If you want to be a shareholder in our Canadian business then you must renounce U.S. citizenship

The unified message from all should be that: The United States should stop imposing “worldwide taxation” on people who have “tax residency” in other countries and do NOT live in the United States! This is a message that all advocates of tax reform can support. As recently explained in a post from “ACA”, the mechanism (RBT vs TTFI) used to achieve this change is less important.

It is no secret that Congressman George Holding is working on a proposal to end the U.S. practice of imposing “worldwide taxation” on those who have “tax residency” in other countries. If successful, this would be a positive change for the United States, U.S. citizens who choose to live outside the United States and the residents of other (including “accidental Americans”) countries. None of these should be burdened by the extra-territorial application of U.S. tax laws!

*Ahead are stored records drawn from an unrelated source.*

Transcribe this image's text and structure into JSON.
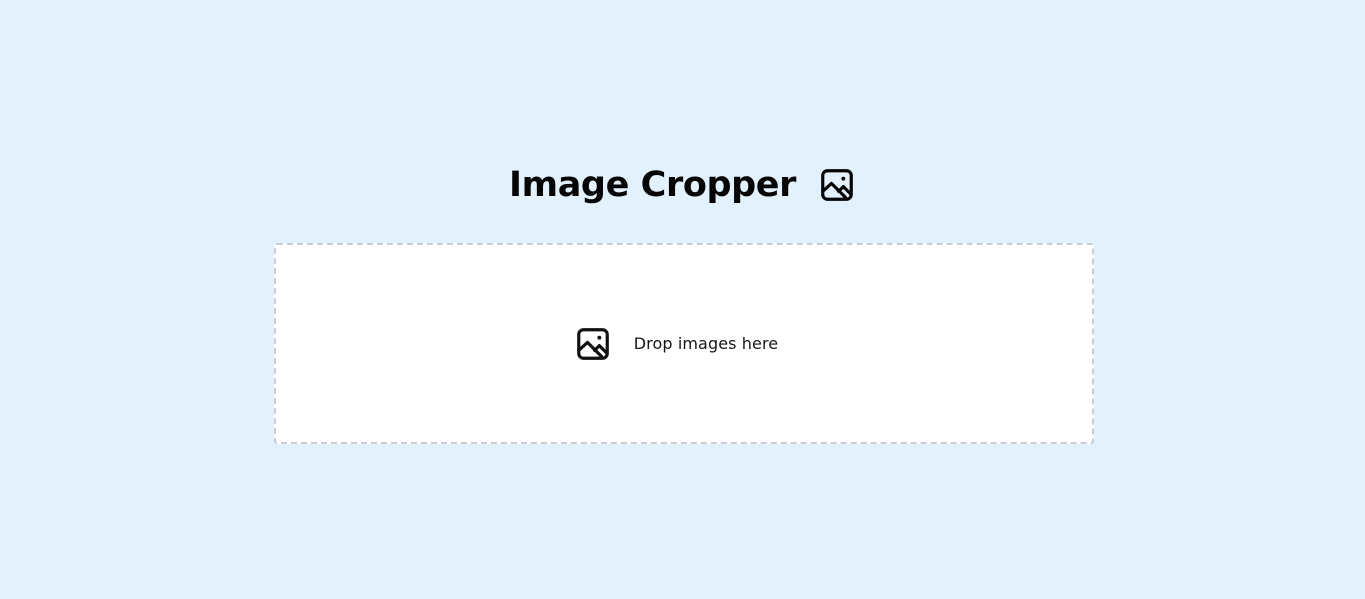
{
  "header": {
    "title": "Image Cropper",
    "icon": "image-icon"
  },
  "dropzone": {
    "label": "Drop images here",
    "icon": "image-icon"
  },
  "colors": {
    "background": "#e3f1fc",
    "panel": "#ffffff",
    "dashed_border": "#c7ced8",
    "text": "#050505"
  }
}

The specific content of the Holding proposal is certainly evolving. Regardless of the final content, Karen Alpert, Greg Swanson and I have proposed three core principles against which a final proposal should be measured. (We are not suggesting that these are the only principles.) These principles are found in Karen’s timely post where she discusses a “Residence Based Taxation Proposal

The three proposed principle are:

1. American citizenship should not disadvantage a citizen living outside the US relative to expatriates from other nations.
2. We believe that freedom of movement is a basic human right. We also believe that freedom of movement and international trade go hand-in-hand. Governments should never impose laws, taxation, regulations, or other limitations on their citizens that hampers the freedom of movement of those citizens.
3. US citizens currently living outside the US who have arranged their financial affairs to be compliant with current US law should not be disadvantaged. Similarly, those non-residents who were unaware that they needed to arrange their financial affairs in accordance with US law should not have their savings confiscated just because they have foreign investments that are taxed punitively by the US relative to similar domestic US investments.

The practical reality of “Being American” and living in another country
Principle 1: One practical analysis – American citizenship should not disadvantage a citizen living outside the US relative to expatriates from other nations.

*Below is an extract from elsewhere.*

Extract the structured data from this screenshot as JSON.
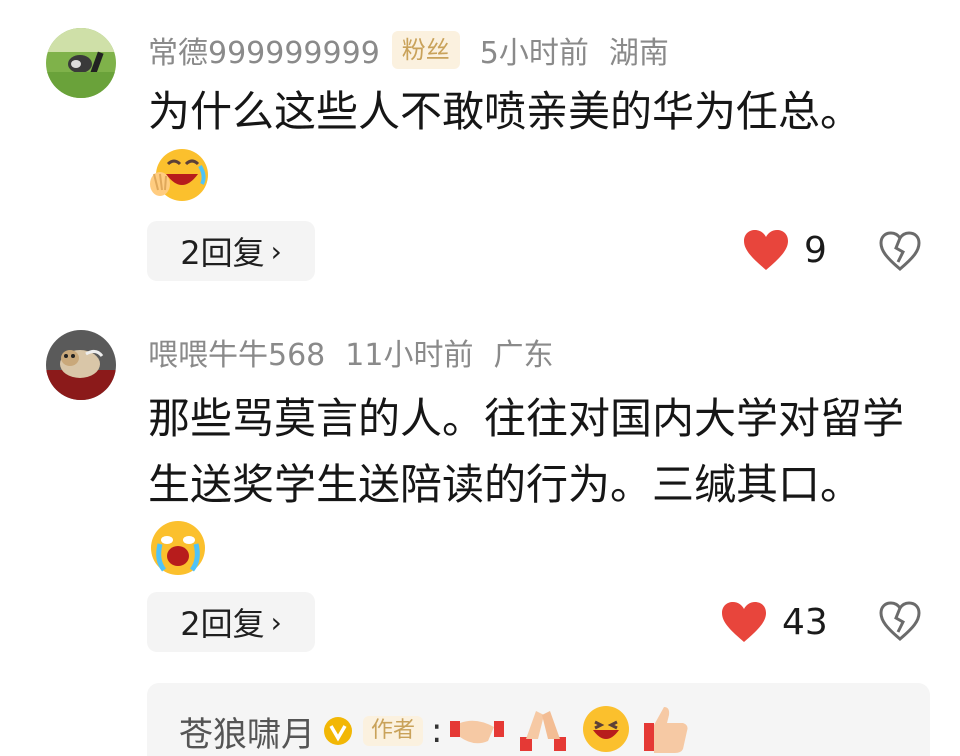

It is one thing for a country to restrict certain opportunities to citizens of that country. For example, many countries restrict voting and certain employment opportunities to citizens. But, most countries do NOT discriminate among various groups of “non-citizens”. Significantly, U.S. law has created huge incentives for Americans to be discriminated against as both matters of law and matters of practice.
Some examples:
Discrimination against Americans prescribed by law – Think FATCA:
Pursuant to FATCA and the FATCA IGAs imposed on the world, many countries have changed their laws to specifically discriminate against U.S. citizens in the area of financial services generally and banking in particular. It is well known and documented (nothwithstanding Robert Stack’s “It’s a myth claim”) that U.S. citizenship is now a reason for the denial of “banking privileges”.
Discrimination against Americans because of the dangers of business involvement with Americans – In the last year I have helped several Canadians renounce U.S. citizenship so that they were free to participate in various Canadian business opportunites
The simple FATCA of the matter is that many who understand that U.S. citizens are ruled by the Internal Revenue Code, will NOT allow U.S. citizens to become shareholders of smaller businesses. It’s quite simple really:

Sorry, but we can’t have you as a shareholder in our business if you are a U.S. citizen. Therefore, if you want to participate in this business opportunity you cannot be a U.S. citizen!

Those who will NOT allow U.S. citizens to become shareholders in their companies are absolutely right to do so. By way of example, consider the new U.S. Transition Tax. The whole point of the Sec. 965 “U.S. Transition Tax” is to confiscate part of the retained earnings of NON-U.S. companies! (Yes, you read correctly!) In a general sense, the “confiscation” reflects the percentage of U.S. ownership. The greater the percentage of U.S. ownership, the greater the confiscation. The less the U.S. ownership, the less confiscation. If ZERO U.S. ownership then ZERO confiscation! Do you get it?
(See the this letter from ACA to U.S. Treasury which outlines “some” of the problems and realities of the “U.S. Transition Tax” that was part of the 2017 U.S. Tax Reform.)
If you were running a small business outside the United States, would you want a situation where the citizenship of some of your shareholders, could be used as an excuse to confiscate the retained earnings of the company?
The point is a simple one.
The way that the United States imposes taxes on residents of other countries, necessitates that “informed people” limit their interaction with Americans.
Sad but true.
Because of the “Internal Revenue Code”, Americans are just not like citizens of the rest of the world. Best, to stay away from them.
Conclusion: The current “U.S. system of imposing “worldwide taxation” on those who have “tax residency” in other countries means that Americans will be discriminated against. It’s a fact. The the discrimination is caused by the Internal Revenue Code of the United States!